President Barack Obama rebuked Republican fearmongering in this annual State of the Union address on Tuesday night and argued that America should stay the course in its foreign policy.
Dismissing as “hot air” both claims that the United States economy is in decline and its position in the world weakening, the Democrat, who is due to leave office next year, reminded congressmen and senators that their nation remains by far the most powerful on Earth. “It’s not even close,” he said.
Obama admitted that “this is a dangerous time.” But he disputed opposition claims that upheaval in the world is the result of a “diminished American strength.”
“In today’s world, we’re threatened less by evil empires and more by failing states,” the president said.
“Over the top”
This website reported last year that Obama and the Republicans seeking to replace him see the Islamic terror threat in starkly different terms.
On Tuesday, the president rejected as “over the top” claims that the fight against the self-declared Islamic State in Iraq and Syria amounts to a “World War III.”
Republicans like Jeb Bush — whose brother launched the “war on terror” after the September 11, 2001 attacks — Chris Christie and Marco Rubio have all portrayed the war as such.
Rubio, a senator, has even warned, “Either they win or we win.”
Contra Ted Cruz, another presidential hopeful, Obama maintained that it will take more than “tough talk or calls to carpet bomb civilians” to defeat the caliphate.
But he also cautioned against overstating the threat.
We just need to call them what they are: killers and fanatics who have to be rooted out, hunted down and destroyed.
Priorities
Defeating the Islamic State or violent groups like it should not require another big military adventure in the Middle East, Obama said.
He argued that the United States cannot “try to take over and rebuild every country that falls into crisis.”
That’s not leadership; that’s a recipe for quagmire, spilling American blood and treasure that ultimately weakens us. It’s the lesson of Vietnam, of Iraq – and we should have learned it by now.
Instead, the priority, he said, should be remaking “the international system we built after World War II.”
“And to do that well, it means that we’ve got to set priorities,” he added.
Obama’s words confirmed what the Atlantic Sentinel, among others, has argued: that the president sees Islamic fanaticism not as an existential threat and conflict in the Middle East more generally as a potential distraction from stopping revisionist powers like China, Iran and Russia from rewriting the rules of relations between states.
Hence Obama touted the Trans Pacific Partnership and preventing Iran from developing a nuclear weapon as key accomplishments of his presidency.

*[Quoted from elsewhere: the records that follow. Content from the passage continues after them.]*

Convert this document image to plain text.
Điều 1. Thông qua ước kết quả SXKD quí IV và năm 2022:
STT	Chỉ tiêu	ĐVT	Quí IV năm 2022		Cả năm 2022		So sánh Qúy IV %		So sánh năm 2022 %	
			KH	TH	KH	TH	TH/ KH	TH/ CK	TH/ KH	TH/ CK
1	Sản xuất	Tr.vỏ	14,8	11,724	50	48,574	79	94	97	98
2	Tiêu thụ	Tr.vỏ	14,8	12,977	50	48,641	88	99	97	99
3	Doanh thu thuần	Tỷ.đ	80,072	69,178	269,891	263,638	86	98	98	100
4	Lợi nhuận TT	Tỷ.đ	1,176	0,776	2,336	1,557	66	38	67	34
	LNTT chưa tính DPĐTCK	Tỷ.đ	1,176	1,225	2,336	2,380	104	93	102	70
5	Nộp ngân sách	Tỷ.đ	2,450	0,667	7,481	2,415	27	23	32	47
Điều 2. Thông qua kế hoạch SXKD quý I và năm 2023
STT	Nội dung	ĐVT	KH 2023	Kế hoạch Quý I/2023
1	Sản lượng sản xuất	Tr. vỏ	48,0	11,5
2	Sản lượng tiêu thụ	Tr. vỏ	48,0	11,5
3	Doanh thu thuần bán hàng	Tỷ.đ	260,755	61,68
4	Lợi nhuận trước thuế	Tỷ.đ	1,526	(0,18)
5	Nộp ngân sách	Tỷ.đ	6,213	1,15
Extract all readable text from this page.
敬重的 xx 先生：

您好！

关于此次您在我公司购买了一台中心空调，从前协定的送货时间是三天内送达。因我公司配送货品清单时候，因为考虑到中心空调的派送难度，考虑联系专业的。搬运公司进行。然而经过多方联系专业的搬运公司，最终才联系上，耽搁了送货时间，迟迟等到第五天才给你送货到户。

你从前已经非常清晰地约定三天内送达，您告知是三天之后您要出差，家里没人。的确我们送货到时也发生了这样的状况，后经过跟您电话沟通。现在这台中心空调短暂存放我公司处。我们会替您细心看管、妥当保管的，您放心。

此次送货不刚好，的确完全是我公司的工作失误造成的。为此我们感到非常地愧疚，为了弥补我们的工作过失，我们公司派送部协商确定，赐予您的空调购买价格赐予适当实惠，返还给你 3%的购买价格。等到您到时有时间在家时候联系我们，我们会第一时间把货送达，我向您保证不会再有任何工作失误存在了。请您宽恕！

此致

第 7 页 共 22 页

The first — a comprehensive trade agreement that could soon include nearly all Pacific Rim nations — should help pressure China into accepting a market-based economic order. It is the economic pillar of Obama’s “pivot” to Asia.

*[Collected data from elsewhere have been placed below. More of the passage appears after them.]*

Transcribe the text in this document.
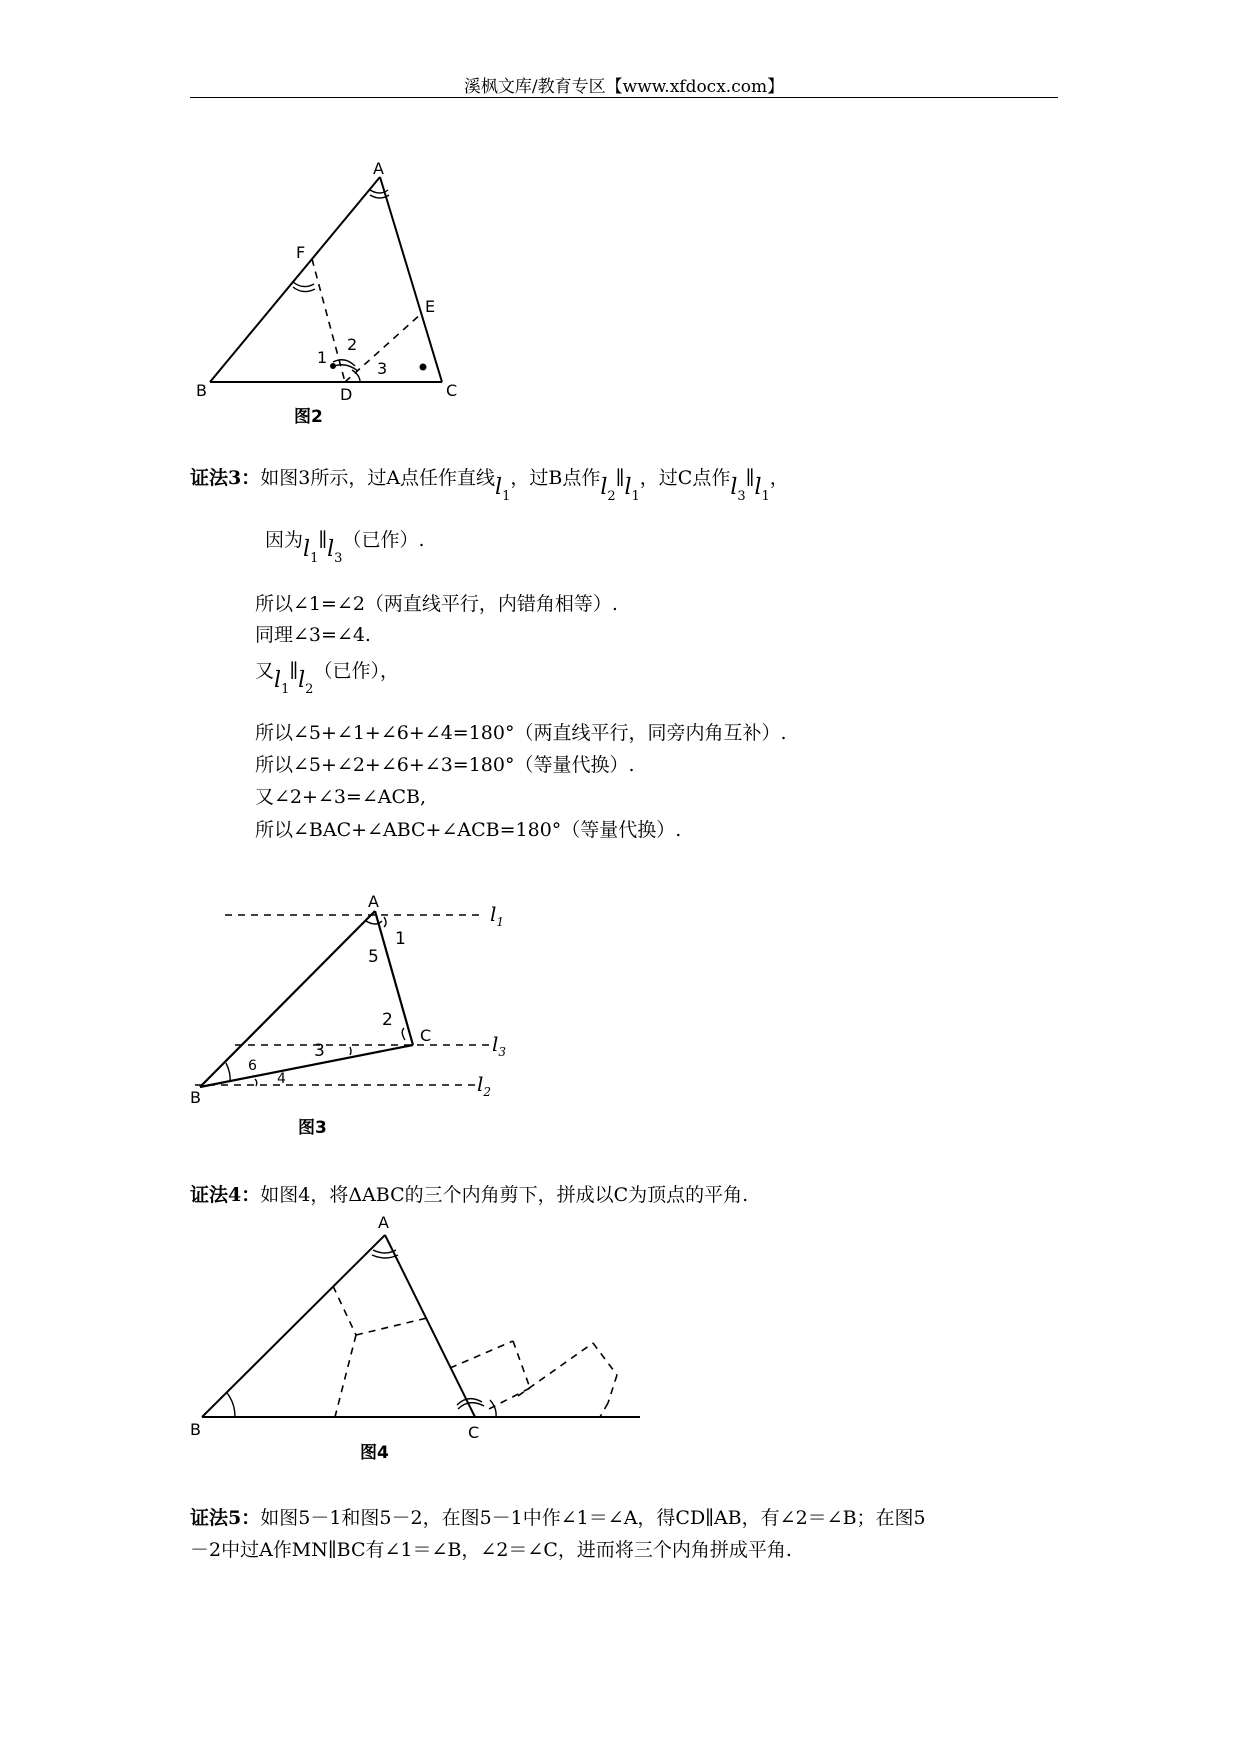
溪枫文库/教育专区【www.xfdocx.com】
A
B	C
D
E
F
1
2
3
图2
证法3：如图3所示，过A点任作直线$l_1$，过B点作$l_2\parallel l_1$，过C点作$l_3\parallel l_1$，
因为$l_1\parallel l_3$（已作）.
所以∠1=∠2（两直线平行，内错角相等）.
同理∠3=∠4.
又$l_1\parallel l_2$（已作），
所以∠5+∠1+∠6+∠4=180°（两直线平行，同旁内角互补）.
所以∠5+∠2+∠6+∠3=180°（等量代换）.
又∠2+∠3=∠ACB,
所以∠BAC+∠ABC+∠ACB=180°（等量代换）.
A
B
C
1
2
3
4
5
6
$l_1$
$l_3$
$l_2$
图3
证法4：如图4，将ΔABC的三个内角剪下，拼成以C为顶点的平角.
A
B	C
图4
证法5：如图5－1和图5－2，在图5－1中作∠1＝∠A，得CD∥AB，有∠2＝∠B；在图5
－2中过A作MN∥BC有∠1＝∠B，∠2＝∠C，进而将三个内角拼成平角.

The Iran deal should not only avoid the risk of a nuclear standoff in the Middle East; if it heralds a normalization of ties with the Shia state, it could also see a more natural balance of power emerge in the region and allow America to wean itself off a one-sided dependence on oil-rich Sunni regimes.
Opposition
Republicans, who control Congress, have doubts about both achievements.
While traditionally supportive of free trade, rightwingers — fearful of a populist revolt in their party — are poking holes in the Pacific trade deal.
And many see the agreement with Iran as surrender to a state that has sponsored terrorism against America and its allies, including Israel. Nearly all Republican presidential contenders have pledged to reverse it.